Cameroun – Diaspora : Ces musiciens batteurs camerounais qui ont influencé la scène internationale

Si le Cameroun est une « terre de Bassiste » comme le mentionnait Edouard De Ganay dans son documentaire réalisé à Douala-Cameroun en Avril 2016, il n’en est pas de moins pour les musiciens batteurs.

Des virtuoses de la Basse camerounaise, tels que Richard Bona, Vicky Edimo, Armand Sabal Lecco, Jean Dikotto Mandengue, Etienne Mbappe… etc, ont porté haut l’image des musiciens camerounais de par le monde. Il en est de même pour bon nombre de batteurs aussi talentueux et exceptionnels les uns des autres qui ont fait parlé du Cameroun à travers leurs talents. Quelques-uns d’entre eux sont repris ici avec un aperçu de leur parcours artistique.

Félix Sabal Lecco

Né dans une famille aristocrate camerounaise, rien ne le prédestinait à une carrière de musicien. Il se fait connaître d’abord comme bassiste sous l’influence de son frère Roger qui lui prodiguait des astuces. Pourtant « Féfé » comme l’appellent ses proches, fera le tour du monde à la batterie aux côtés d’artistes prestigieux. En 1990, il enregistre à la batterie sur The Rhythm of the Saints de Paul Simon. Avec son petit frère Armand, Il participe à plusieurs tournées au côté de Manu Dibango en tant que bassiste puis batteur, échangeant sa place avec son frère. Début des années 2000, il compose

différentes musiques de ses documentaires et de ceux d'autres réalisateurs. Son groove et son feeling des plus audacieux lui vaut l’honneur d’accompagner un bon nombre d’artistes des plus célèbre à travers le monde. Sting, Peter Gabriel, Prince, Paul Simon, Janet Jackson, Snoop Dogg, Lenny Kravitz, Sade, Jeff Beck, Herbie Hancock, Manu Dibango, Salif Keita, Youssou N'Dour, Alan Stievell, Carol King, Joao Bosco, The Brecker Brothers... et bien d'autres lui feront régulièrement confiance.

Guy Nwogang

Ce prodige de la Batterie voit le jour en 1978 à Kumba au Cameroun et s’installe en France début des années 2000. Très tôt à l’âge de huit ans il développe une affinité pour la batterie.
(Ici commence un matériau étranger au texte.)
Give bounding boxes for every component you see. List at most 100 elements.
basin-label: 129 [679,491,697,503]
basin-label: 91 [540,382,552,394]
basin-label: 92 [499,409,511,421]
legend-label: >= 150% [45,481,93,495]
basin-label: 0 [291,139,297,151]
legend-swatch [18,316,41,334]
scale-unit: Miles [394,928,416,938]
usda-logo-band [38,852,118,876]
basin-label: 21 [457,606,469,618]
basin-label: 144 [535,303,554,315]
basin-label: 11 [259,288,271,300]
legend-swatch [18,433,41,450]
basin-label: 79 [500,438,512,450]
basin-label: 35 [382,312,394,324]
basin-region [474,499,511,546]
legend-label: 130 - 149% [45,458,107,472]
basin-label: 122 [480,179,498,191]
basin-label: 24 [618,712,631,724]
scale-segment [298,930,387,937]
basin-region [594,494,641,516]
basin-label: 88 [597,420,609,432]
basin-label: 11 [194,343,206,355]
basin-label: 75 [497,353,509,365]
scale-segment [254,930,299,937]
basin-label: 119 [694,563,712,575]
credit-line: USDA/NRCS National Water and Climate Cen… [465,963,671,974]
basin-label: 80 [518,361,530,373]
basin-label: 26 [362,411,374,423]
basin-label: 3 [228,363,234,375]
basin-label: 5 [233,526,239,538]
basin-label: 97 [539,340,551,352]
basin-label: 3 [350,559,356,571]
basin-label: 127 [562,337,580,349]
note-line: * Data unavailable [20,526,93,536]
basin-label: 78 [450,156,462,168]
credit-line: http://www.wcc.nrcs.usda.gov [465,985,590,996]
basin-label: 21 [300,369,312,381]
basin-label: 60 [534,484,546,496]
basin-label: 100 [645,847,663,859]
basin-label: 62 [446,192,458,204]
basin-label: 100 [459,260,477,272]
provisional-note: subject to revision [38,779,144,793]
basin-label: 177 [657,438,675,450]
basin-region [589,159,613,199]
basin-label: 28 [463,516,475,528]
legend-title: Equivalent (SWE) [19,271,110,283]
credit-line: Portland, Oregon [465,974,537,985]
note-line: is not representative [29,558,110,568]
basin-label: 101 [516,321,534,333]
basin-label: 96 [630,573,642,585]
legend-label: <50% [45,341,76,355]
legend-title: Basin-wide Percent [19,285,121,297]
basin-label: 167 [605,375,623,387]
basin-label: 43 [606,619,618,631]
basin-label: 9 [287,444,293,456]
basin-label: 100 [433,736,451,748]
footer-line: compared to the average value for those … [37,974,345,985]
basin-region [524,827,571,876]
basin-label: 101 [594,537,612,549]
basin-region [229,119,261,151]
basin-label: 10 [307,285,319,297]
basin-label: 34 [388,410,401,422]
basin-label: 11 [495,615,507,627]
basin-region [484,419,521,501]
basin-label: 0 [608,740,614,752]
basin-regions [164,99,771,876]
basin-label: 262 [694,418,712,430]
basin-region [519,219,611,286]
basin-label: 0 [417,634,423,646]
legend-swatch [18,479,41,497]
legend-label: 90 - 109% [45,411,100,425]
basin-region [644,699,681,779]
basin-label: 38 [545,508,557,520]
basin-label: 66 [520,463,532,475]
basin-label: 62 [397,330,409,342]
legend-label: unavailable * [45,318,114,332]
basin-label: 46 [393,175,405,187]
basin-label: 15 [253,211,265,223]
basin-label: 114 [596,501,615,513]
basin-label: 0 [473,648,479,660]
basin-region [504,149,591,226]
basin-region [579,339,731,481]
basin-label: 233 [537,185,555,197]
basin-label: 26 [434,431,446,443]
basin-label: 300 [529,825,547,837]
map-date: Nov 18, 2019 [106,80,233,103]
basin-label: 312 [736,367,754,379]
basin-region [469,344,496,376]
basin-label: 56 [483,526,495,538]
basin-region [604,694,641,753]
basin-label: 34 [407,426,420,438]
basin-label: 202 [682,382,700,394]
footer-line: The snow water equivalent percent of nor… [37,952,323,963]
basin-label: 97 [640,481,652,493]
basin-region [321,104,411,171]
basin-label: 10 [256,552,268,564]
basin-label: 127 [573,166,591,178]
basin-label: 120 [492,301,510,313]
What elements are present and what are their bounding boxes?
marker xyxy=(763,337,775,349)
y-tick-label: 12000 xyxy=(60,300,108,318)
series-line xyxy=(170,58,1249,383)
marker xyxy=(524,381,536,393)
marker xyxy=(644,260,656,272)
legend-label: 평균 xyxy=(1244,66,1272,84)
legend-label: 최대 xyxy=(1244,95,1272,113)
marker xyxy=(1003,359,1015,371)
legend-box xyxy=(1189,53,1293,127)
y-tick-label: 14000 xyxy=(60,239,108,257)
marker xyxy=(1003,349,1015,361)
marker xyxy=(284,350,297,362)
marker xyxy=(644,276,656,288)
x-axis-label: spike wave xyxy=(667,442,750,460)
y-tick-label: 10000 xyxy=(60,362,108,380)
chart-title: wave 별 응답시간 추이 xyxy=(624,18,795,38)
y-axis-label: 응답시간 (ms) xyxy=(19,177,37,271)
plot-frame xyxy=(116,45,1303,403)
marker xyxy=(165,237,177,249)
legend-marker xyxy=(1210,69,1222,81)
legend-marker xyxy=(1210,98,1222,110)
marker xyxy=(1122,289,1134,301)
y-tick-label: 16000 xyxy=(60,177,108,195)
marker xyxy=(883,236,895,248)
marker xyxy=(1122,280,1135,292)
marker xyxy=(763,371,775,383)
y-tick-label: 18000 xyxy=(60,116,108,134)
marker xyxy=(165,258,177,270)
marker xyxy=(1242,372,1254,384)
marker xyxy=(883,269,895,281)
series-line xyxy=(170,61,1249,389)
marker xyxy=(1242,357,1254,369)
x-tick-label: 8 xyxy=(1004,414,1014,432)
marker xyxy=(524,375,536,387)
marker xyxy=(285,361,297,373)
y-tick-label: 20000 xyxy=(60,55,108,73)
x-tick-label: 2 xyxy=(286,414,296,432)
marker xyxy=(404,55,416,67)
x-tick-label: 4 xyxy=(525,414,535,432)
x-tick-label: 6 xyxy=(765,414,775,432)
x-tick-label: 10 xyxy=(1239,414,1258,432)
A quatorze ans, il est batteur titulaire de l’orchestre de son lycée et enchaine des balades nocturnes dans les cabarets, les piano-bars pour approfondir, améliorer et parfaire mon jeu. Il est copté comme batteur du cabaret "ôzila", et accompagne les stars et musiciens locaux en vogue à l’instar de la regrettée Anne-Marie NDZIE. A l’âge de dix-huit ans, il signe son premier contrat au Hilton Hôtel de Yaoundé en compagnie d'un quartet de jazz pendant deux ans, avec lequel il interprète tous les standards de jazz. La fin des années 90 marque le début de son aventure internationale pour une tournée de trois mois en Allemagne avec le groupe "Otoulbaka". Puis l'enregistrement de l'album "be za boa" d'Anne-Marie NDZIE ainsi qu'une tournée en France, Belgique, Hollande et Allemagne. Il retourne ensuite en France pour participer à une session de formation musicale de deux ans à "AKANGA music school". C’est ainsi qu’il va enchainer des tournées à travers le monde aux côtés de Manu Dibango, Djamel Laroussi, Steve Wonder, Magic System, Mc Solar, Salif Keita … et bien d’autres. Riche de ses rencontres artistiques à travers le monde, il développe une passion pour la pédagogie et publie « Cam Rythmes Air Lines », une méthode d’apprentissage des rythmes camerounais.

Christian Bourdon

Issu d’une famille de musiciens, Christian débute très tôt la musique avec le chant dans les chorales des églises puis prend des cours de guitare avec son oncle « le légendaire Bokali Jean ». Le virus musical le conduit à la découverte de nombreux instruments et différents univers musicaux. A l’âge de neuf ans Djana Tebedé Steve, batteur de l'orchestre national du Cameroun fait appel à lui pour le remplacer dans un Club. En 1976 il a 11 ans et il est nommé chef d'orchestre au Collège ''Charles Atangana'' avec lequel il fait des reprises de James Brown, Miles Davis, Camed, Tom Brown, Isaac Hayes, Billy Cobham, Stanley Clarke, Jimmy Smith…etc. il enchaine des tournées nationales avec l'Orchestre National du Cameroun, ''The Bil's Fire'', ''Music Video Paradise'' et Théodore Epémé alias ''Zanzibar'', le grand guitariste-chanteur camerounais. Il débarque en France en 1984 et signe, trois ans plus tard, une convention pour ouvrir une école de musique avec la marque Sonor à Besançon. Il développe des méthodes d’apprentissage de rythmes africains et crée « Akanga Musique School » en 1999. De grands noms de la batterie passeront par-là tels que Tchounga Paul (USA), Tata Mengou (Zurich), Alix Ewandé (France), Nwogang Guy (France), Emilio Valdez (Espagne), Earl Talbot Junior (Chicago), primé meilleur élève de l’Université de Musique « Lawrence » à Wisconsin …etc. Il fait le tour du monde et acquière une expérience et un savoir-faire musical étonnant de diversité, qu’il met au profit de formations telles que Ettoya, Camer, Red House, Akanga. Il écume les scènes des plus grands festivals de musique à travers le monde avec des groupes tels que les « Driffters », « Soul Full dynamics » et accompagne Tom Steven, Jim Chalin, Ben’s Belinga, Pat Méthény, Garou, les 100 voix (formation Gospel en tournée dans le monde entier). En 2004, Il devient dépositaire exclusif de la marque de cymbales Turkish et s’associe avec André Nkouaga pour former leur groupe Ettoya.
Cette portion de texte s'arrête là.